HUNT: So, Max, the Wall Street Journal put it this way under the headline “The World Saw Biden Deteriorating. Democrats Ignored the Warnings,” that, quote, “European officials had already been expressing worries in private about Biden’s focus and stamina before Thursday’s debate with some senior diplomats saying they attract a noticeable deterioration in the president’s faculties in meetings since last summer. There were real doubts about how Biden could successfully manage a second term.”

Then there was this European diplomat who talked to CNN and they said, quote, “It was obvious that he was old. We aren’t worried about his policies. If you have a president who works three hours a day with a good team and makes good decisions, that’s okay.” 

So that’s kinda what you’re–what you were talking about there. I think my question is a little bit about the optics–and I know this is something that you think a lot about–because one of the big arguments Donald Trump’s making against President Biden is that President Biden is weak on the world stage.
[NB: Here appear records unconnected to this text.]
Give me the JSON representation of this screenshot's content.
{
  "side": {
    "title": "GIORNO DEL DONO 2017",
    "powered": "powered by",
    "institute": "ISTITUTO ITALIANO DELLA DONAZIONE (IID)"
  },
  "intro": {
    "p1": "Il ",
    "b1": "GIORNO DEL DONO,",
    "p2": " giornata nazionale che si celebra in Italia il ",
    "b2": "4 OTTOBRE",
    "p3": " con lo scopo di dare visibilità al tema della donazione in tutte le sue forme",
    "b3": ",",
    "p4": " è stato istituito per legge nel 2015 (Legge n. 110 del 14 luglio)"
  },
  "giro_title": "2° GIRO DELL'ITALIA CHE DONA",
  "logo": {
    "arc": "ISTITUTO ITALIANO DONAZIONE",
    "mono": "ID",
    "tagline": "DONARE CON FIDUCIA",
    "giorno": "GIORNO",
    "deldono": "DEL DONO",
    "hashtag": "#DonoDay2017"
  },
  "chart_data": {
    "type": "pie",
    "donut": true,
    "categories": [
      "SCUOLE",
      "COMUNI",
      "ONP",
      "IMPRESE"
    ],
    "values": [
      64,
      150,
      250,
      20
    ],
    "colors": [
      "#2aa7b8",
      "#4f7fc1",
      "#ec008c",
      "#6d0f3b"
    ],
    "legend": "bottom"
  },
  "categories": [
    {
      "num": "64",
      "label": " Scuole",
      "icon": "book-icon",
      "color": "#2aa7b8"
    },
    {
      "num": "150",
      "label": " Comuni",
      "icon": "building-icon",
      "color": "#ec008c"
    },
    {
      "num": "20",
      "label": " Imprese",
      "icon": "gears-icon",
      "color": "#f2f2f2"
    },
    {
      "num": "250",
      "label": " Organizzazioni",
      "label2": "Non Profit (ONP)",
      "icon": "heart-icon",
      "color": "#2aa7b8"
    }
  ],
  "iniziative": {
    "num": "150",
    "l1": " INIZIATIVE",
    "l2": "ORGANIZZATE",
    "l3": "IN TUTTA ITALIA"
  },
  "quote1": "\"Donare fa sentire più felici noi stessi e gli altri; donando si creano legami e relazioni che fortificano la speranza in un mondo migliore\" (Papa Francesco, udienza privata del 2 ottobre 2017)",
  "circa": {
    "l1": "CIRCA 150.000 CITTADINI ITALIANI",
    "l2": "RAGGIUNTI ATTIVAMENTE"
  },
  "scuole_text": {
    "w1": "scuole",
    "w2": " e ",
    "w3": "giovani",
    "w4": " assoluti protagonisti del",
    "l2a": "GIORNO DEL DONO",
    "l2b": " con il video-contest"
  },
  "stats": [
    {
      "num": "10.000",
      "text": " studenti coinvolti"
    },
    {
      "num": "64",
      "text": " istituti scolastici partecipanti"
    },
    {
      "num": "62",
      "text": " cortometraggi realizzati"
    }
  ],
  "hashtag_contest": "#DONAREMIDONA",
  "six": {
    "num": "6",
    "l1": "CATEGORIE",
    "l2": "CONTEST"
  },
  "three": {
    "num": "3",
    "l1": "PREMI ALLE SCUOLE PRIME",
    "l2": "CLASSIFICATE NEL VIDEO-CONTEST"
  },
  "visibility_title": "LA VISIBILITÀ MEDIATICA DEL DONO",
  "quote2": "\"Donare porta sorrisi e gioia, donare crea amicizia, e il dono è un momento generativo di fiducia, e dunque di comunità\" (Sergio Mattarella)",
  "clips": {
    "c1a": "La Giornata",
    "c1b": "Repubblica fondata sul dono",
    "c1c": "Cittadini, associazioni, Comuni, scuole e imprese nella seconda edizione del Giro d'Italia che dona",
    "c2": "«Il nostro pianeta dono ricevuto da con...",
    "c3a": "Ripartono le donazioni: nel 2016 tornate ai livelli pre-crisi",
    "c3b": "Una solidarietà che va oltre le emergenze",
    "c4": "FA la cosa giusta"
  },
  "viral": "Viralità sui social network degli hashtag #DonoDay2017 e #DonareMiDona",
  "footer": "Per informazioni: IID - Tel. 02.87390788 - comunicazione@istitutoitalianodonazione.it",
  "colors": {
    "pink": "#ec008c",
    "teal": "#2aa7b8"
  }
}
And there is the reality that the presentation of strength from the United States is something that has an impact on how both American and European adversaries act on the world stage. What impact do you think that has?

FOSTER: Well it depends whether or not you want America to be the global statesman, you know. There are, you know, countries like France, the UK, Germany, you know, lots of European allies that see the big advantage of having the U.S. president really leading on democracy around the world. 
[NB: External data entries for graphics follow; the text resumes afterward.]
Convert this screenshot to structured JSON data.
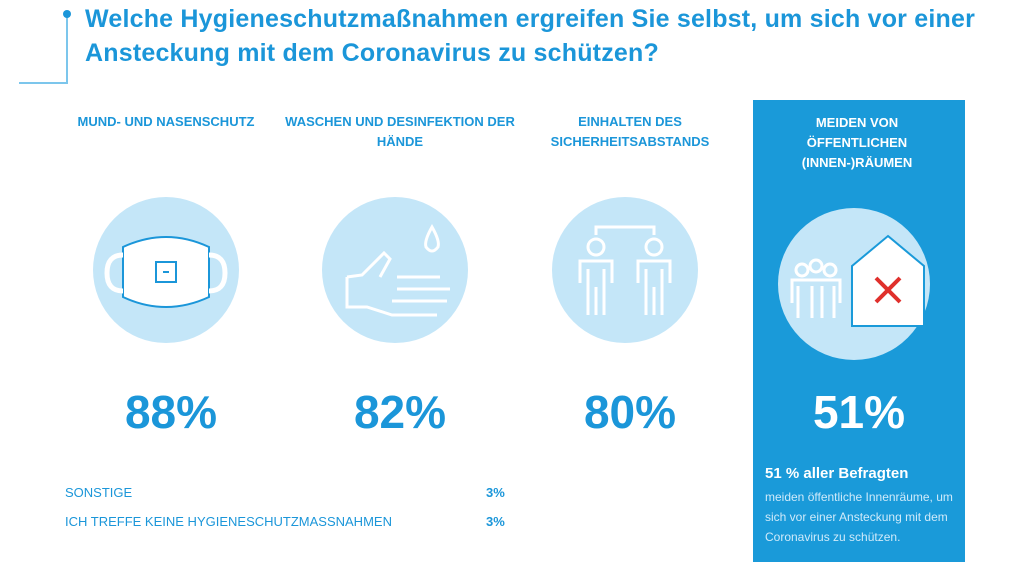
{
  "title": "Welche Hygieneschutzmaßnahmen ergreifen Sie selbst, um sich vor einer Ansteckung mit dem Coronavirus zu schützen?",
  "chart_data": {
    "type": "infographic",
    "title": "Welche Hygieneschutzmaßnahmen ergreifen Sie selbst, um sich vor einer Ansteckung mit dem Coronavirus zu schützen?",
    "categories": [
      "MUND- UND NASENSCHUTZ",
      "WASCHEN UND DESINFEKTION DER HÄNDE",
      "EINHALTEN DES SICHERHEITSABSTANDS",
      "MEIDEN VON ÖFFENTLICHEN (INNEN-)RÄUMEN"
    ],
    "values": [
      88,
      82,
      80,
      51
    ],
    "labels": [
      "88%",
      "82%",
      "80%",
      "51%"
    ],
    "icons": [
      "face-mask-icon",
      "hand-drop-icon",
      "distance-people-icon",
      "people-house-x-icon"
    ],
    "highlight": {
      "headline": "51 % aller Befragten",
      "text": "meiden öffentliche Innenräume, um sich vor einer Ansteckung mit dem Coronavirus zu schützen."
    },
    "other": [
      {
        "label": "SONSTIGE",
        "value": "3%"
      },
      {
        "label": "ICH TREFFE KEINE HYGIENESCHUTZMASSNAHMEN",
        "value": "3%"
      }
    ]
  },
  "colors": {
    "accent": "#1b96d9",
    "circle": "#c4e6f8",
    "panel": "#1a9ad9"
  }
}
If you don’t want that, then, you know, you look to President Biden. You probably think you’re in a better position now. You want–if you want, you know, the American president to be your world leader,  of course you want their faculties to be about them. They have immense military power and immense economic power but, you know, I think that that, you know, comment that you saw there in the CNN piece about, you know, in terms of policy, there’s lots of very strong people around the president who foreign leaders deal with. And they were always pretty strong. 

It’s just a question of now, you know, seeing a situation where Donald Trump looks stronger against Biden, making him more of a likely candidate to be the world leader and can you work with him? I think there are countries–you know, I was in France yesterday and if the far right does well next weekend as we expect, they would probably prefer to see a Donald Trump-type figure running the world where, you know, you can focus more on your national economy and you’re not so focused on the global economy. 

So, it just depends where you’re coming from and it is moving further right here. So, in the past it would’ve said, you know, Europe would want Biden and the centrists, as they would see. It’s just not the case so much now, so they’re really looking at what sort of world leader they want.

HUNT: Yeah, I think we’re gonna end up thinking back to that, the NATO–I guess it was the G7 where we were watching all those leaders and you and I were talking about it and thinking, “Well, this is a group that seems to be exiting the stage.” And what it may look like when we’re talking this time next year might be quite different. Max Foster for us. Max, very grateful to have you. Thank you so much.